*** Warning ***
*** This article includes a topic that even the strongest stomachs will find difficult to digest.***
The Rev was out for a walk the other day and while charging along the payment, he came across a girl with a beauty to match even Helen of Troy. The Rev could not but help let his mind wonder, playing out a Mills and Boon like made for TV movie with him as the hero and this new objection of his affection as the heroine.
So enamoured by her, he quickened his pace just so that he could get a whiff of her. As she opened the cafe door, she was greeted by a Greek god of a man, a hero of antiquity; with his chiselled jaw, short black curly hair, piercing blue eyes a perfectly trimmed stubble. And in that second, the Rev felt a sense of shame, a grief over his carnal lust for this complete stranger and a self loathing for not having spotted the danger the minute she caught his gaze.
Short of breath, he went into the toilet of the same Costa Coffee that the new ‘thorn in his flesh‘ was quietly enjoying a hot beverage with her partner. With the spirit of Lutheran self-abasement, the Rev felt the need to confess, to do penance, to wallow in the shame of the lust in his mind.
Closing the door, he turned to the lavatory and there before him was the most upsetting sight he could imagine seeing, a natural abhorrence that makes even the strongest squeamish, a level of grossness it has no metaphor or equal; a used sanitary towel. While he couldn’t stand to look at it for any length of time, it brought to his mind to Isaiah as he uses it to express absolute disgust on a few occasions. They are:
“All of us are like someone unclean, all our righteous deeds like menstrual rags; we wither, all of us, like leaves; and our misdeeds blow us away like the wind.” (Isaiah 64:6)
“Then you will desecrate your idols overlaid with silver and your images covered with gold; you will throw them away like a menstrual cloth and say to them, “Away with you!” (Isaiah 30:22)
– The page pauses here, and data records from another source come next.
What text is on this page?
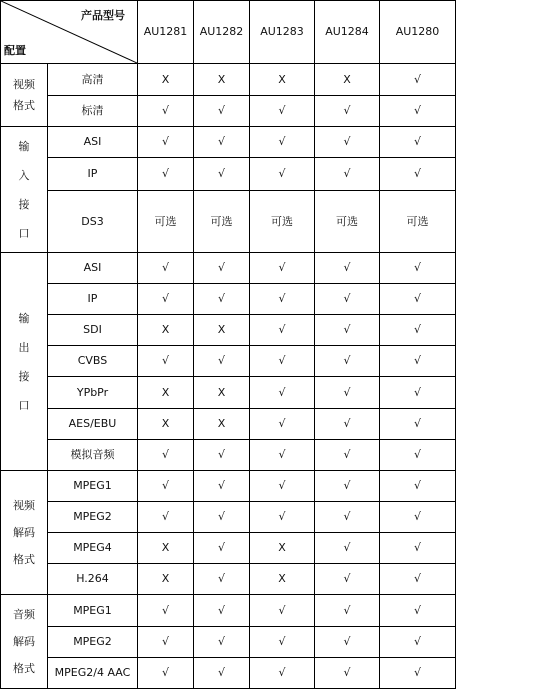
产品型号
配置		AU1281	AU1282	AU1283	AU1284	AU1280

视频
格式	高清	X	X	X	X	√
	标清	√	√	√	√	√

输
入
接
口	ASI	√	√	√	√	√
	IP	√	√	√	√	√
	DS3	可选	可选	可选	可选	可选

输
出
接
口	ASI	√	√	√	√	√
	IP	√	√	√	√	√
	SDI	X	X	√	√	√
	CVBS	√	√	√	√	√
	YPbPr	X	X	√	√	√
	AES/EBU	X	X	√	√	√
	模拟音频	√	√	√	√	√

视频
解码
格式	MPEG1	√	√	√	√	√
	MPEG2	√	√	√	√	√
	MPEG4	X	√	X	√	√
	H.264	X	√	X	√	√

音频
解码
格式	MPEG1	√	√	√	√	√
	MPEG2	√	√	√	√	√
	MPEG2/4 AAC	√	√	√	√	√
The background to each passage is a little different and the analogy of the dirty cloth is used in slightly different ways in these verses to convey different ideas. But the point remains, there are very few things in this world that can generate a level of disgust more than a used sanitary towel. And in both cases, the metaphor serves as a description for the most abhorrent aspects of human nature, namely ignoring Him and living by your own code of conduct. The Rev doesn’t want to be seen as a a filthy piece of material. The Rev deep down knows that self-abasement can never achieve absolution, it can never pay the debt that the misdemeanour demands. In these moments of real self-awareness, the Rev is grateful for Jesus Christ and for what he has done and is glad that God will not consider him a filth rag as he rests in Him.